Fiat 130 Coupé

1. Un haut de gamme pour Fiat

On ne s'improvise pas constructeur d'automobiles de prestige. Fiat en a fait la difficile expérience avec la 130. Habitué à vendre des voitures à vocation populaire, le géant italien ne concevait pas de rester éternellement absent du haut de gamme européen monopolisé  par les Mercedes et  BMW. Certes, le gâteau était moins grand, mais les marges bénéficiaires y étaient plus conséquentes. Après avoir renouvelé son milieu de gamme avec les nouvelles 124 et 125 dans la seconde moitié des années 60, l'heure était à l'étude d'un modèle plus élitiste. La Lancia Flaminia, dernière représentante du luxe dans le groupe Fiat, avait disparue du programme de production quelques mois auparavant.

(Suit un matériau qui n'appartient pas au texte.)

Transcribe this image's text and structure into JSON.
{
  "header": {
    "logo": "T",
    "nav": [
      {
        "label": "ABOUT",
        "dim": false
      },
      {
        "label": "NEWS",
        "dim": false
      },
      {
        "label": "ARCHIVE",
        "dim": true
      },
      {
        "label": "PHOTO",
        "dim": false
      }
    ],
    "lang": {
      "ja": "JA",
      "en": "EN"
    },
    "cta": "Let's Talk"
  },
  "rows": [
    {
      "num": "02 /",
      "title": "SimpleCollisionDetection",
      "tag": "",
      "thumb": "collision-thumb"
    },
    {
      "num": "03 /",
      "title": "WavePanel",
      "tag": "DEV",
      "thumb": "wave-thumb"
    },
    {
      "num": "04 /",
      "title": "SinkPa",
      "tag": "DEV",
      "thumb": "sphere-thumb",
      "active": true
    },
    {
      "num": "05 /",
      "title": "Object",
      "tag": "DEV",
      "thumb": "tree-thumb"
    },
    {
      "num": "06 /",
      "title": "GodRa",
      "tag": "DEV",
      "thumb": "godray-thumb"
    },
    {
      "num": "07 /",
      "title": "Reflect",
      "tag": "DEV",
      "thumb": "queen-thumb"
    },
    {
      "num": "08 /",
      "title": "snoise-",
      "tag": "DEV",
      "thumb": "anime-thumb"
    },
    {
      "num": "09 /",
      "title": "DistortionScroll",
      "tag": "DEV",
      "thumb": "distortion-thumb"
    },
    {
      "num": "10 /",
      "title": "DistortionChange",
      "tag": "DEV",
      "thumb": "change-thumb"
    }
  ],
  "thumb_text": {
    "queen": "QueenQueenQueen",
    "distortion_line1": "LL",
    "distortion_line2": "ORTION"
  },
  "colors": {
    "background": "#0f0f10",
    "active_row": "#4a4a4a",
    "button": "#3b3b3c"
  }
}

2. Première étape, la berline 130

La berline 130, qui remplaçait la berline 2300, était présentée au salon de Genève en mars 1969. Elle fut dessinée chez Fiat sous la responsabilité de Mario Boano. Son style d'une extrême banalité ne souleva pas les foules. Elle ressemblait à une grosse Autobianchi A 111, voire à une Fiat 125. Elle était initialement motorisée par un V6 de 2865 cm3 qui développait 140 ch.


Fiat 130 Berline

Il était difficile avec des arguments si pauvres de lutter à arme égale contre les Jaguar, Mercedes ou BMW sur le marché des grandes routières. La berline 130 s'éclipsait en 1977 après que 15 100 voitures furent produites.

3. Seconde étape, le coupé 130

Le coupé apparaissait deux ans après la berline, en mars 1971, à Genève, sur le stand Pininfarina. En effet, cette fois ci, le carrossier italien avait été sollicité afin d'apporter un peu d'élégance dans le dessin.


Fiat 130 Coupé

La mécanique était celle qui équipait la berline depuis 1972 : un V6 de 3236 cm3 et 165 ch. Ce n'était pas un foudre de guerre. Le kilomètre départ arrêté était atteint en 33 secondes, mais le comportement général de l'auto était jugé plutôt agréable par les journalistes de la presse spécialisée. La vocation du coupé 130 était celle d'une automobile bourgeoise, pas d'une sportive façon Dino. Contrairement à la berline, le style du Coupé 130 fit date avec ses lignes à angles vifs. La calandre était basse, les feux étirés. Le dessin d'ensemble plaisait. Il était sobre et moderne à à la fois.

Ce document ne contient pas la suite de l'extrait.